Jesus Christ gave a rule by which each mind in the world can act. But he gave a pointed rebuke to those who applied the law of God to the increase of that which would minister only to the physical. "Your heavenly Father knoweth that ye have need of all these things," he said to those whose comprehension did not grasp the fact that having the All we have the particular. He called our attention to the need of more than the mere particular when he said to one: "Sin no more, lest a worse thing befall thee."

The soul that really seeks the kingdom of God does not long tarry in the consciousness that would have health wholly for the sake of enjoying the body, nor does it cultivate the consciousness of supply that it may revel in the ways of manifest riches. Willingly it yields to the urge of the divine Immanence, and in so doing finds that its demand is more for God than for the expressions of God that are appropriated to physical uses.

The consciousness which Jesus Christ exercised for manifesting God is: "I and the Father are one." Of the results following oneness, Paul gives us a hint when he speaks of "things which eye saw not, and ear heard not, and which entered not into the heart of man, whatsoever things God prepared for them that love him."

The way of the fuller manifestation is: Let God be the consciousness; let him be the life within. Let the human, the changing, restless consciousness of self be absorbed by the fact and the presence of God; let that which we have personally denominated "I" and "mine" be blotted out by "Thou" and "Thine." Then will form in us those things of God which hitherto eye has not seen or ear heard. We shall look steadily as with new eyes upon a new universe, wherein God is the fact and the presence of those eternal lovelinesses which are called heaven by those who have caught a flash of the splendors which inhabit God's house. Then the partial shall be seen as an item in the divine Completeness, and we shall nevermore strive for that which we at all times feel God to be in us.

The man in whose garden there flows a steady spring of abundant, clear, life-giving water does not go to the boundaries of his domain and dig shallow rivulets to induce the waters to flow to him as a drink.

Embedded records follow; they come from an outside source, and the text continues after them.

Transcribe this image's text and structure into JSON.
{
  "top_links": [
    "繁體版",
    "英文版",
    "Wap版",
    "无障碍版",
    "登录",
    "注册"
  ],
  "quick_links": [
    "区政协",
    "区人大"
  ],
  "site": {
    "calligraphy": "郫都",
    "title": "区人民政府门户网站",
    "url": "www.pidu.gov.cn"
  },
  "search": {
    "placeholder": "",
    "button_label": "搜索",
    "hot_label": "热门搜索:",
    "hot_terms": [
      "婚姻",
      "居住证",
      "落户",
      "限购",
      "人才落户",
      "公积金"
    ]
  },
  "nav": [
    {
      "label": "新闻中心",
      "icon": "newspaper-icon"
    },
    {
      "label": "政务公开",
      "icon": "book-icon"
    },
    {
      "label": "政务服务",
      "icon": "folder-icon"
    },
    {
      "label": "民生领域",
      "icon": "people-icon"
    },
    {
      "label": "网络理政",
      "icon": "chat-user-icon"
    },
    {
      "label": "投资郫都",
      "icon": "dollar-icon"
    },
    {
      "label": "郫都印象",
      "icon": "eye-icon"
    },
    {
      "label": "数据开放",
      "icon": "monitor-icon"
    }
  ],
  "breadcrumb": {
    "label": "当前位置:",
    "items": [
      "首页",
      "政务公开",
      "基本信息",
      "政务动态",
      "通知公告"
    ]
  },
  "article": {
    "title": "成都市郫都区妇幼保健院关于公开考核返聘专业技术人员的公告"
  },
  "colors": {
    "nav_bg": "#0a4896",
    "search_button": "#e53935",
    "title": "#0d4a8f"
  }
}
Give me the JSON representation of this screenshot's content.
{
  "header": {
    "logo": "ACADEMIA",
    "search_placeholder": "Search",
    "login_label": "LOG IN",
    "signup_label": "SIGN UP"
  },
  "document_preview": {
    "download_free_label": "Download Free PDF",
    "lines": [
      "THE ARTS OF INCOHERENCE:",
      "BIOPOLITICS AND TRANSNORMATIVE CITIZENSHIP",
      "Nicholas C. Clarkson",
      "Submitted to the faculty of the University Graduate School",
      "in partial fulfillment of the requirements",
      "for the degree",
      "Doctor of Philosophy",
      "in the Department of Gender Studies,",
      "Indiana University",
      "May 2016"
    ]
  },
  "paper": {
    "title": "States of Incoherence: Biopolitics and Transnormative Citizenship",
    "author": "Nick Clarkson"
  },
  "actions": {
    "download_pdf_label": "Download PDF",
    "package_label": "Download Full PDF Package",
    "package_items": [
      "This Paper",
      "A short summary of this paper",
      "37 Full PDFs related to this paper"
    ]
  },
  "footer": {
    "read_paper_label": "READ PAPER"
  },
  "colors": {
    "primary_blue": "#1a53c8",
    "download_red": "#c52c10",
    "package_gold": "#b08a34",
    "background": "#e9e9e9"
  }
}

Having access to the source, he drinks from it. Knowing its exhaustlessness, he does not try to wall in the water to prevent its irrigating other gardens than his own. He does not in any way inhibit the flow, but seeks to keep the spring free from anything that would clog the current of outrushing supply.

As it is with the spring of water in the garden, so is it with the fountain of God in us. We do not have to labor to bring forth our supply. We do not have to say to the fountain: "Give my garden moisture." We have only to keep the opening free. The fountain is water, therefore it gives water; it gives itself. God is supply of every kind, therefore he gives supply; he gives himself.

Father, come into consciousness and manifestation, that thy kingdom may appear in me, and all thy holy will be manifest, within and without. Amen.